I believe a variety of moral communities ought to be free to arise, with the variations among them due in part to the different ways in which their respective memberships chose to define “virtue.”  But this would be a desirable state of affairs only so long as all of those memberships accepted honesty as the one common virtue that every person in society must be required to accept as the non-negotiable starting point for any kind of discourse or interaction between the members of one moral community and the members of any other.  The members of each of the moral communities would be free to conduct their affairs by the moral code that they had accepted for themselves and their children—and then “sink or swim” accordingly.  (This relates to the goal of promoting commitment and responsibility.)

[3] Such truth groups could exist both online and in the real world; however, it seems to me that to work, online truth groups would have to require the use of real rather than anonymous identities in order to ensure accountability.  And, in any event, I think online truth groups should at most be adjuncts to real-world truth groups, since to be consistently honest and intolerant of dishonesty often takes courage, and so will require the real-world moral support of other people.

[4] Speaking for myself at least, I am content in the belief that in a society in which fully honest discourse existed (but only in a society in which fully honest discourse existed), rational and mutually agreeable solutions to our commonly shared problems would be found; so I have no desire to make an “end-run” around those solutions in advance by way of any “plotting and scheming.”

[5] In connection with this idea, consider the following line from the 2015 movie The Big Short:  “We live in an era of fraud in America.  Not just in banking, but in government, education, religion, food, even baseball… What bothers me isn’t that fraud is not ‘nice.’  Or that fraud is ‘mean.’  It’s that, for fifteen thousand years, fraud and short-sighted thinking have never, ever worked.  Not once.”



[6] I say “many truth group members” rather than “any truth group members” because I can imagine the occasional member “selling out” by getting a highly lucrative job that required him to lie as part of his job duties, which would make it impossible for him to remain a member of any genuine truth group.  But relatively few members of the honesty culture would be presented with such opportunities, so the general “ratchet effect” would still be at work.

[7] However, the “learning process” would of course continue even after the initial transition period had come to an end, since this learning process is necessarily one without end:  We can always be improving our knowledge of how other individuals will likely interpret, or make sense of, or react to, the communications that we make to them; and also improving our knowledge of how other individuals likely meant for us to interpret, or make sense of, or react to, the communications that they make to us.  This ongoing learning process is the means by which we move toward increasingly effective communication—thus giving rise to an ever-closer or ever-tighter “meeting of minds” or “coming together of minds” or “gathering of minds” (which is, in fact, more or less what the words “communicate” and “commune” and “community” literally mean according to their etymologies).
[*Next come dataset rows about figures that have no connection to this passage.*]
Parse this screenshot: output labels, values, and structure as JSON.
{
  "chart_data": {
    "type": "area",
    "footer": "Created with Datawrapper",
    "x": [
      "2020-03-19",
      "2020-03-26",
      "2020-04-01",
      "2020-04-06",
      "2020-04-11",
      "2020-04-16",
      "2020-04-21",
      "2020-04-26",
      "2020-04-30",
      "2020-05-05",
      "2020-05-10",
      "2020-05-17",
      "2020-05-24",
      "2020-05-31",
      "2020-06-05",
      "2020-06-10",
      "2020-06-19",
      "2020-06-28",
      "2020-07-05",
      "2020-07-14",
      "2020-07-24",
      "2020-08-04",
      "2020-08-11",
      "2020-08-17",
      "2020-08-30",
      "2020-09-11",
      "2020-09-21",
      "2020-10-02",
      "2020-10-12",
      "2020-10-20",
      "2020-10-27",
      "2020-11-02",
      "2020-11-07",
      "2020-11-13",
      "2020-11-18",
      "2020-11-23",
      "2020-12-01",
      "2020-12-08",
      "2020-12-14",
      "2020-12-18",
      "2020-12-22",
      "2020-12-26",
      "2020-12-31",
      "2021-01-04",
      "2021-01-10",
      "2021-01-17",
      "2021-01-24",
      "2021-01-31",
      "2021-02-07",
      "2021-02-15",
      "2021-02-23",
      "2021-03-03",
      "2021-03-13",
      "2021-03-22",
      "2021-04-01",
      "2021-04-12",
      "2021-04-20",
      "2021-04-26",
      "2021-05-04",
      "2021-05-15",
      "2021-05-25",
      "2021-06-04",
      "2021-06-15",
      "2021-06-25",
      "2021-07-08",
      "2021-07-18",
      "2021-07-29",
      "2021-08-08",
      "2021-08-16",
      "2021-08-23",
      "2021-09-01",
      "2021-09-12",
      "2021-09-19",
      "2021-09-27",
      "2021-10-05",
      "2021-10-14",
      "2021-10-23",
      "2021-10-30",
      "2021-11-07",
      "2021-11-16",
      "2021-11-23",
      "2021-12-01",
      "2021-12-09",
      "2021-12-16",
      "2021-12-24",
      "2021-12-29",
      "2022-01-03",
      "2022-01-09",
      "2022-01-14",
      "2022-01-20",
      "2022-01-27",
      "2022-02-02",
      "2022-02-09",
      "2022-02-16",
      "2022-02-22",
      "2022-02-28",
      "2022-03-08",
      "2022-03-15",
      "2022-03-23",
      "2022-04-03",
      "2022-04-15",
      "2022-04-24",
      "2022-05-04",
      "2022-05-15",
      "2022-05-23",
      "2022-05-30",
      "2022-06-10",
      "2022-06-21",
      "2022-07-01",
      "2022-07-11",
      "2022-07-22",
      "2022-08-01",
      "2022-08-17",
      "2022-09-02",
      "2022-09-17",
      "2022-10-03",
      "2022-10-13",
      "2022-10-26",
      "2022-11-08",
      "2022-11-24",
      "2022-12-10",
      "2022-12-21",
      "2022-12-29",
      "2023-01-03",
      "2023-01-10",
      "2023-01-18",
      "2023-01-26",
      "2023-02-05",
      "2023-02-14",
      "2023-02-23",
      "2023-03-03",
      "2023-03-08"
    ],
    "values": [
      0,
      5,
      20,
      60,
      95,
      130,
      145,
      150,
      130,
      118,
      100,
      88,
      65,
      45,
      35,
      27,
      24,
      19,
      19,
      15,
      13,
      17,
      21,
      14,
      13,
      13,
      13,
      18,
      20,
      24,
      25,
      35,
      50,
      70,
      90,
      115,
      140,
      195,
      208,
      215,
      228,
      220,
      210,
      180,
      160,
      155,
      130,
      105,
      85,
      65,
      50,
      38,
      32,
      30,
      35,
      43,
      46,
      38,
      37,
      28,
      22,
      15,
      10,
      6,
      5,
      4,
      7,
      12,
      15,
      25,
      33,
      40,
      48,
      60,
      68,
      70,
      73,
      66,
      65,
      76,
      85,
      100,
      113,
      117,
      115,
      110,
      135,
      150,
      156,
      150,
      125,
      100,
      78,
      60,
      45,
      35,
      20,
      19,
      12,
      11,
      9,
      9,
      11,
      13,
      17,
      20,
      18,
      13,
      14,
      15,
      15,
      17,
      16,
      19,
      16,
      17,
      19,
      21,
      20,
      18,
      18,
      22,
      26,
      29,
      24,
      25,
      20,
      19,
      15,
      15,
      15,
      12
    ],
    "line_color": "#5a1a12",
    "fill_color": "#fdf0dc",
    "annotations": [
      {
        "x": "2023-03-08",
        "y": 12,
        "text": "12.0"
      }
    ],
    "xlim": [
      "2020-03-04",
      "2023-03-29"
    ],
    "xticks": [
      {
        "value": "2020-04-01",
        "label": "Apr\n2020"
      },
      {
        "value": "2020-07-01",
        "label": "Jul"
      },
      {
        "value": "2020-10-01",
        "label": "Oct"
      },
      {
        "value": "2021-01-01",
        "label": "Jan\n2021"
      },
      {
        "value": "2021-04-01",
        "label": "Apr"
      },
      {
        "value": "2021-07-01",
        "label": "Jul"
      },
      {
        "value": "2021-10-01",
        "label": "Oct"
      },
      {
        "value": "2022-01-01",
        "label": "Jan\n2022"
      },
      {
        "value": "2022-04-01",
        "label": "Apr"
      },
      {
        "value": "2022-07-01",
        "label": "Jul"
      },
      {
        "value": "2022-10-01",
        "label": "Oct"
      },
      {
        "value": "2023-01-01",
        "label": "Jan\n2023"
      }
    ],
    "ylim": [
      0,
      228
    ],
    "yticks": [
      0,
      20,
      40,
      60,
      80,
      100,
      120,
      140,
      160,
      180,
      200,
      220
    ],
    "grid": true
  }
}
Also, it would be sensible for truth group members to first reach agreement about, and focus their attention on, the more obvious and egregious types of lying.  Then, over time, as a result of having become more accustomed to giving careful thought about the general problem of dishonesty, the types of dishonesty that initially seemed to many members to be “non-obvious”—the types about which the members were initially unable to reach agreement—would gradually begin to appear to the general truth group membership to more obviously be instances of dishonesty than they once appeared to them to be.